Roudané’s mother educated herself about the blackness in her husband’s family, taking notes and filing them. She and her husband had a tacit understanding that it was never to be mentioned. Twenty years passed.
“My mother called my dad ‘Charlie.’ In the late 1960s,” Roudané says, “according to my mother, ‘Charlie wanted to tell you, but he was hesitating.’ At the time, the cities were exploding with riots, race was the big national issue, along with Vietnam. And she said that she told our father, ‘Don’t tell the boys.’ Her reasoning was that we were going off into the world, and that if we understood we had black ancestry, that might increase the odds we would have relationships with black people. And it would increase the odds that we might fall in love with a black woman. She said that even if it was a small possibility—and my father went along with it—they shouldn’t tell us.”

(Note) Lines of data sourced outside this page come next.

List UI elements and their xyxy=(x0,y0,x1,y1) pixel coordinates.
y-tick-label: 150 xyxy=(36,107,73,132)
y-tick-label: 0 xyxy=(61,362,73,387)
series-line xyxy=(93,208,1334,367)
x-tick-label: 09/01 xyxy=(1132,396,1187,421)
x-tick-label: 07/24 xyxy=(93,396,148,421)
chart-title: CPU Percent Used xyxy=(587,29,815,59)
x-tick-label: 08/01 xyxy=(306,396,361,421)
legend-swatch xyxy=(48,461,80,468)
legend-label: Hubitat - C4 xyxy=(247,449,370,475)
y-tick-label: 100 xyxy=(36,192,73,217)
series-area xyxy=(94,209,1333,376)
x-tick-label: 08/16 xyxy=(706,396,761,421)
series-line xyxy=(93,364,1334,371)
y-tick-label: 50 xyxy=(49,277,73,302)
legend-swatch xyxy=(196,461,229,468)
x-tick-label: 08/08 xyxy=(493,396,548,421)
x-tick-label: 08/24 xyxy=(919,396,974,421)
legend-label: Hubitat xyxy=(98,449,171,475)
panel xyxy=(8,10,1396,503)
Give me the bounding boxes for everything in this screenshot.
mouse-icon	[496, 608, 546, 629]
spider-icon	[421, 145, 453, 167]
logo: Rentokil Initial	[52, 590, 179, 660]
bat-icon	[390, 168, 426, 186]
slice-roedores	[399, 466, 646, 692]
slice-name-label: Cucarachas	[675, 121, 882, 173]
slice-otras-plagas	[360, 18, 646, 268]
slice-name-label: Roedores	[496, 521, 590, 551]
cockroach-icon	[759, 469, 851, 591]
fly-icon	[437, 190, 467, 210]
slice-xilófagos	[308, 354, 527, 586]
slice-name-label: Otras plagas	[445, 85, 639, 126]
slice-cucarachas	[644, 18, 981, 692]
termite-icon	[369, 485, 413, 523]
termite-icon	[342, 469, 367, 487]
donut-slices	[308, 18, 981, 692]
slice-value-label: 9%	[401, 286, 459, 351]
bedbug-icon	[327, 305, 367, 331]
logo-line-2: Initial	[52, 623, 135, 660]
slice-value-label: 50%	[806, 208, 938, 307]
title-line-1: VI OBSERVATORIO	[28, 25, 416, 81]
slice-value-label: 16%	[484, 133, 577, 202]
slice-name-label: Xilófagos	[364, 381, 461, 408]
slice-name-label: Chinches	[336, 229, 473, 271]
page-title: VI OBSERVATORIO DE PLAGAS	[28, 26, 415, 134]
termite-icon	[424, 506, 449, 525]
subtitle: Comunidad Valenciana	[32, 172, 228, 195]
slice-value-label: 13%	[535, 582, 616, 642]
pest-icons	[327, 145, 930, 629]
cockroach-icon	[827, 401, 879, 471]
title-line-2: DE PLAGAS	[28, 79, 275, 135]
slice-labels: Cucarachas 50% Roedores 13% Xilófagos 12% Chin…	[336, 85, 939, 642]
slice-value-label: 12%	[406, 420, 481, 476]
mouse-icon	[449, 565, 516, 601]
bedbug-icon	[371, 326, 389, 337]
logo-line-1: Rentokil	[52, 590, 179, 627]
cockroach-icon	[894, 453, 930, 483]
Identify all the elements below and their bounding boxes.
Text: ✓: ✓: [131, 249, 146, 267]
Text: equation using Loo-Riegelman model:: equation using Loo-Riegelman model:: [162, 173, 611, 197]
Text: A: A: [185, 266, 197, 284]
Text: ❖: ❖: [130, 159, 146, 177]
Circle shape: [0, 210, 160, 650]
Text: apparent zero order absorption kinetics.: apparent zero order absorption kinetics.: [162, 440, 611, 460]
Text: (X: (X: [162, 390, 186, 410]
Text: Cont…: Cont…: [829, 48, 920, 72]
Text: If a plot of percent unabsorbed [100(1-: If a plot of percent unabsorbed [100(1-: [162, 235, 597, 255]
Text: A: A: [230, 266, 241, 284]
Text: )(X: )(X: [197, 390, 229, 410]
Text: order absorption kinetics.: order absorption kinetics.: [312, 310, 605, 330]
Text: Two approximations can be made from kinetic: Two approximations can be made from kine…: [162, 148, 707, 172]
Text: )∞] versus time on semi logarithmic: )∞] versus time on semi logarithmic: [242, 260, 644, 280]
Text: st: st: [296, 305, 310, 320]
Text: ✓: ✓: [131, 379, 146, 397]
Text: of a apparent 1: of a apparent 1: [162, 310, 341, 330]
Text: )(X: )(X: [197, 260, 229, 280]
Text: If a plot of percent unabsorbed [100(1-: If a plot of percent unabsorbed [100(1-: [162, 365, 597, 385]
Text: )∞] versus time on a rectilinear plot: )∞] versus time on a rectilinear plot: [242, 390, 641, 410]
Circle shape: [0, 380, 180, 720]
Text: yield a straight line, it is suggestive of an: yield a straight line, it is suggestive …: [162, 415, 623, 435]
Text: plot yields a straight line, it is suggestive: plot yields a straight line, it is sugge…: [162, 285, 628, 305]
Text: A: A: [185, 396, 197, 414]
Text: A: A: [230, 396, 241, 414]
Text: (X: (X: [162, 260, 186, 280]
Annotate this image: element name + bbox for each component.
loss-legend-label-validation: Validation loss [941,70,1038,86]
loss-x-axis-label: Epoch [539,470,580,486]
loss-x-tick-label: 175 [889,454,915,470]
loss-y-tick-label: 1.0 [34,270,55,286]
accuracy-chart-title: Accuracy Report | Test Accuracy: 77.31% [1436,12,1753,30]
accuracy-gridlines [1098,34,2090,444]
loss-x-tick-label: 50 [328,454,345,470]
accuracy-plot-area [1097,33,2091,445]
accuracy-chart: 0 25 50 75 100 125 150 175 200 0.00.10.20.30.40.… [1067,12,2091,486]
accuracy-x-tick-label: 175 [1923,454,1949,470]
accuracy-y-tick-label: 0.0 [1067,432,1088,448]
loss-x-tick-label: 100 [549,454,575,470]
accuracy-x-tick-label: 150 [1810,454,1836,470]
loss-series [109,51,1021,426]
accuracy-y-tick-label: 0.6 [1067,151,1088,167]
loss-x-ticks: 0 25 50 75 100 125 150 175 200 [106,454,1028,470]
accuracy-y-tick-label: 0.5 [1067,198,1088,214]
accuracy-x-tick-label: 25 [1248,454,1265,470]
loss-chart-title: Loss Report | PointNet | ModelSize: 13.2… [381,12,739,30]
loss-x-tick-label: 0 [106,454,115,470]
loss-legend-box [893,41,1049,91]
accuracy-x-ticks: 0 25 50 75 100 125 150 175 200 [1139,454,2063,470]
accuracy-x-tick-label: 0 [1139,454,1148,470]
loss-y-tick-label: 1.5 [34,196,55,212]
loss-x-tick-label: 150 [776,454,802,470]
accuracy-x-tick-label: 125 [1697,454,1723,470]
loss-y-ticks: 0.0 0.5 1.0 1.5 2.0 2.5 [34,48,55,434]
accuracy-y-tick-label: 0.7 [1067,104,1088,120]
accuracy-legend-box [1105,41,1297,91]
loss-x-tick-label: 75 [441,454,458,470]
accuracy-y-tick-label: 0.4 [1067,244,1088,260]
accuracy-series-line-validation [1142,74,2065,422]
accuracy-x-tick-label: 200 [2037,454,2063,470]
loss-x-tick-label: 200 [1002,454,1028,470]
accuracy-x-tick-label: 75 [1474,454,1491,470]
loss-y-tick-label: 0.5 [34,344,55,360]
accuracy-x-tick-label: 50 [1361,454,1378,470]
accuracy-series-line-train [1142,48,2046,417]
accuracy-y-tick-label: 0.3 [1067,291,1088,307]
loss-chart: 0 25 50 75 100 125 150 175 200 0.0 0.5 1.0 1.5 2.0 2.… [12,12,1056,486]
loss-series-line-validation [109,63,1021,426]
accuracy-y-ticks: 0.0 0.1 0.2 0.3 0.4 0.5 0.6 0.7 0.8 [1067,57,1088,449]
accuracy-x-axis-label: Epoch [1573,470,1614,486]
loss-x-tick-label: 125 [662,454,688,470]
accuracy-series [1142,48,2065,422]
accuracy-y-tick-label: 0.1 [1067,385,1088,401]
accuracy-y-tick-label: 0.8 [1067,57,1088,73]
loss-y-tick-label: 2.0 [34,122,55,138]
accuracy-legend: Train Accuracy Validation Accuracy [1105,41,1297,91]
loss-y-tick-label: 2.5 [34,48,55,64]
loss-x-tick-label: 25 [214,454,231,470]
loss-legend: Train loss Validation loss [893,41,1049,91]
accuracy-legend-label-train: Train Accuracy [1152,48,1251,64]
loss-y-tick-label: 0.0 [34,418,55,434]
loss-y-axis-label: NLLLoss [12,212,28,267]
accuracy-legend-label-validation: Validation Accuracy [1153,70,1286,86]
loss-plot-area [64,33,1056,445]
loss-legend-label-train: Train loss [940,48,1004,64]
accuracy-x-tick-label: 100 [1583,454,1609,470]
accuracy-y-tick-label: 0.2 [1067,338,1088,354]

Mark Roudané attended Lawrence University, a liberal arts school in Appleton, Wisconsin. After college, Roudané moved back to Chicago, where he lived with a group of political activists and became a community organizer. For five years, he ran a small school in uptown Chicago, in a poor white neighborhood.
“A lot of people I worked with came from the coal mines of Kentucky and West Virginia, and I did organizing with the Black Lung Association. I went back and forth from Chicago to West Virginia to get documentation, so they could get the benefits paid to miners suffering from lung disease,” he says. Mark Roudané married his partner, Barbara Peterson, and they had children—two daughters. When young children and labor organizing in Chicago became “less viable,” as he put it, the family moved to St. Paul, Minnesota. There, in 1990, Roudané became a teacher in the public schools.